Das Projekt versteht Übersetzung nicht als einen Prozess der Umwandlung von Wörtern von einer Sprache in eine andere, sondern als eine Enthüllung der Ebenen der Interpretation, Verzerrung und Neubedeutung, die jedem Diskurs zugrunde liegen, wodurch der/die Betrachter*in zu einem/r Mitwirkenden wird, der/die entscheidet, wohin er oder sie die eigene Version eines beliebigen Werks, das er oder sie sieht, durch die Interaktion mit diesem Werkzeug führen möchte.

Die Anwendung ermöglicht es, die Texte eines beliebigen Werks in Echtzeit zu bearbeiten und dabei stets ihre Bedeutungen zu erweitern, da die App die Möglichkeiten einer Botschaft vervielfacht, anstatt sie einzuschränken. Wie in Da Vincis Sfumato, wo Formen keine klaren Grenzen mehr haben, erzeugt Traducción Crítica ein Erlebnis von sich ständig wandelnder Bedeutung.

Wir verstehen Übersetzung als einen Akt der Ermächtigung und der Möglichkeiten. Die Bedeutung ist niemals unveränderlich. Selbst innerhalb derselben Sprache wird die Kommunikation von kulturellen, ideologischen und politischen Spannungen durchzogen, die die Wahrnehmung einer Botschaft verändern. In einer Welt, die von Diskursen – Werbung, Politik, Medien – übersättigt ist, schafft Traducción Crítica einen Raum, in dem Übersetzung nicht mehr nur eine mechanische Entsprechung ist, sondern zu einem politischen, poetischen und performativen Akt von immer aktiver, niemals ganz abgeschlossener Bedeutung wird.

Daher ist die App Traducción Crítica darauf ausgelegt, die kulturelle Bedeutung jedes bearbeiteten Werks und seiner konzeptuellen und erfahrungsbezogenen Beziehungen zu entschlüsseln, wobei Themen wie Selbstbestimmung und kollektiver Sinn erörtert werden.

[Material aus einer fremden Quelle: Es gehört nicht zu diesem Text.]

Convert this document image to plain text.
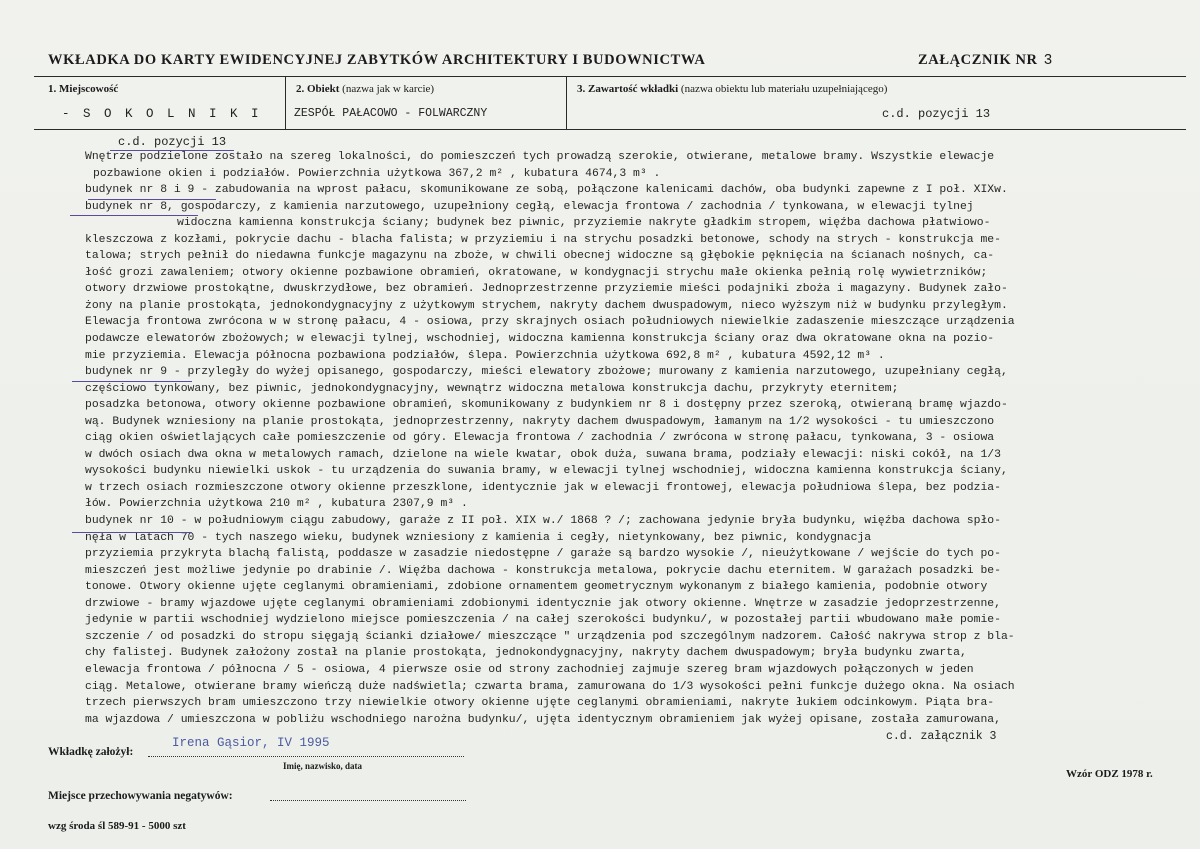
WKŁADKA DO KARTY EWIDENCYJNEJ ZABYTKÓW ARCHITEKTURY I BUDOWNICTWA	ZAŁĄCZNIK NR 3
1. Miejscowość
- S O K O L N I K I
2. Obiekt (nazwa jak w karcie)
ZESPÓŁ PAŁACOWO - FOLWARCZNY
3. Zawartość wkładki (nazwa obiektu lub materiału uzupełniającego)
c.d. pozycji 13
c.d. pozycji 13
Wnętrze podzielone zostało na szereg lokalności, do pomieszczeń tych prowadzą szerokie, otwierane, metalowe bramy. Wszystkie elewacje
pozbawione okien i podziałów. Powierzchnia użytkowa 367,2 m² , kubatura 4674,3 m³ .
budynek nr 8 i 9 - zabudowania na wprost pałacu, skomunikowane ze sobą, połączone kalenicami dachów, oba budynki zapewne z I poł. XIXw.
budynek nr 8, gospodarczy, z kamienia narzutowego, uzupełniony cegłą, elewacja frontowa / zachodnia / tynkowana, w elewacji tylnej
widoczna kamienna konstrukcja ściany; budynek bez piwnic, przyziemie nakryte gładkim stropem, więźba dachowa płatwiowo-
kleszczowa z kozłami, pokrycie dachu - blacha falista; w przyziemiu i na strychu posadzki betonowe, schody na strych - konstrukcja me-
talowa; strych pełnił do niedawna funkcje magazynu na zboże, w chwili obecnej widoczne są głębokie pęknięcia na ścianach nośnych, ca-
łość grozi zawaleniem; otwory okienne pozbawione obramień, okratowane, w kondygnacji strychu małe okienka pełnią rolę wywietrzników;
otwory drzwiowe prostokątne, dwuskrzydłowe, bez obramień. Jednoprzestrzenne przyziemie mieści podajniki zboża i magazyny. Budynek zało-
żony na planie prostokąta, jednokondygnacyjny z użytkowym strychem, nakryty dachem dwuspadowym, nieco wyższym niż w budynku przyległym.
Elewacja frontowa zwrócona w w stronę pałacu, 4 - osiowa, przy skrajnych osiach południowych niewielkie zadaszenie mieszczące urządzenia
podawcze elewatorów zbożowych; w elewacji tylnej, wschodniej, widoczna kamienna konstrukcja ściany oraz dwa okratowane okna na pozio-
mie przyziemia. Elewacja północna pozbawiona podziałów, ślepa. Powierzchnia użytkowa 692,8 m² , kubatura 4592,12 m³ .
budynek nr 9 - przyległy do wyżej opisanego, gospodarczy, mieści elewatory zbożowe; murowany z kamienia narzutowego, uzupełniany cegłą,
częściowo tynkowany, bez piwnic, jednokondygnacyjny, wewnątrz widoczna metalowa konstrukcja dachu, przykryty eternitem;
posadzka betonowa, otwory okienne pozbawione obramień, skomunikowany z budynkiem nr 8 i dostępny przez szeroką, otwieraną bramę wjazdo-
wą. Budynek wzniesiony na planie prostokąta, jednoprzestrzenny, nakryty dachem dwuspadowym, łamanym na 1/2 wysokości - tu umieszczono
ciąg okien oświetlających całe pomieszczenie od góry. Elewacja frontowa / zachodnia / zwrócona w stronę pałacu, tynkowana, 3 - osiowa
w dwóch osiach dwa okna w metalowych ramach, dzielone na wiele kwatar, obok duża, suwana brama, podziały elewacji: niski cokół, na 1/3
wysokości budynku niewielki uskok - tu urządzenia do suwania bramy, w elewacji tylnej wschodniej, widoczna kamienna konstrukcja ściany,
w trzech osiach rozmieszczone otwory okienne przeszklone, identycznie jak w elewacji frontowej, elewacja południowa ślepa, bez podzia-
łów. Powierzchnia użytkowa 210 m² , kubatura 2307,9 m³ .
budynek nr 10 - w południowym ciągu zabudowy, garaże z II poł. XIX w./ 1868 ? /; zachowana jedynie bryła budynku, więźba dachowa spło-
nęła w latach 70 - tych naszego wieku, budynek wzniesiony z kamienia i cegły, nietynkowany, bez piwnic, kondygnacja
przyziemia przykryta blachą falistą, poddasze w zasadzie niedostępne / garaże są bardzo wysokie /, nieużytkowane / wejście do tych po-
mieszczeń jest możliwe jedynie po drabinie /. Więźba dachowa - konstrukcja metalowa, pokrycie dachu eternitem. W garażach posadzki be-
tonowe. Otwory okienne ujęte ceglanymi obramieniami, zdobione ornamentem geometrycznym wykonanym z białego kamienia, podobnie otwory
drzwiowe - bramy wjazdowe ujęte ceglanymi obramieniami zdobionymi identycznie jak otwory okienne. Wnętrze w zasadzie jedoprzestrzenne,
jedynie w partii wschodniej wydzielono miejsce pomieszczenia / na całej szerokości budynku/, w pozostałej partii wbudowano małe pomie-
szczenie / od posadzki do stropu sięgają ścianki działowe/ mieszczące " urządzenia pod szczególnym nadzorem. Całość nakrywa strop z bla-
chy falistej. Budynek założony został na planie prostokąta, jednokondygnacyjny, nakryty dachem dwuspadowym; bryła budynku zwarta,
elewacja frontowa / północna / 5 - osiowa, 4 pierwsze osie od strony zachodniej zajmuje szereg bram wjazdowych połączonych w jeden
ciąg. Metalowe, otwierane bramy wieńczą duże nadświetla; czwarta brama, zamurowana do 1/3 wysokości pełni funkcje dużego okna. Na osiach
trzech pierwszych bram umieszczono trzy niewielkie otwory okienne ujęte ceglanymi obramieniami, nakryte łukiem odcinkowym. Piąta bra-
ma wjazdowa / umieszczona w pobliżu wschodniego narożna budynku/, ujęta identycznym obramieniem jak wyżej opisane, została zamurowana,
c.d. załącznik 3
Wkładkę założył:
Irena Gąsior, IV 1995
Imię, nazwisko, data
Wzór ODZ 1978 r.
Miejsce przechowywania negatywów:
wzg środa śl 589-91 - 5000 szt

Darüber hinaus wirft sie Fragen zu anderen möglichen Bedeutungen und Zusammenhängen in unterschiedlichen Kontexten auf.

Die Anwendung soll bei verschiedenen Veranstaltungen eingesetzt werden können, um deren verborgene kulturelle und politische Bedeutungen aufzudecken und gleichzeitig die performative Essenz dieser scheinbar alltäglichen Handlungen hervorzuheben. Es geht darum, Räume zu schaffen, in denen Bedeutungen hinterfragt werden können und der Konsum von Ideen zu einem bewussten Vorgang wird. Traducción Crítica ist eher ein Emanzipationsprozess und eine Frage der Möglichkeiten als ein einfaches technisches Werkzeug.

Das Projekt wird von Diego Aramburo, Claudia Pacheco Araoz und Ariel Siles durchgeführt, in Zusammenarbeit mit Diego Loza.

Novo Mérìndilogún

Brasilien

Novo Mérìndilogún

Novo Mérìndilogún | @ AE+d Felipe Hurtado

Novo Mérìndilogún ist aus den Erfahrungen entstanden, die die Künstlerinnen bei der Schaffung der künstlerischen Installation SUMIDOURO Nr. 2 für die 35. Biennale von São Paulo gesammelt haben – einem Tanz- und Performance-Raum, der aus Raffiabastvorhängen besteht. Das aktuelle Projekt sieht die Entwicklung eines performativen Orakelraums vor.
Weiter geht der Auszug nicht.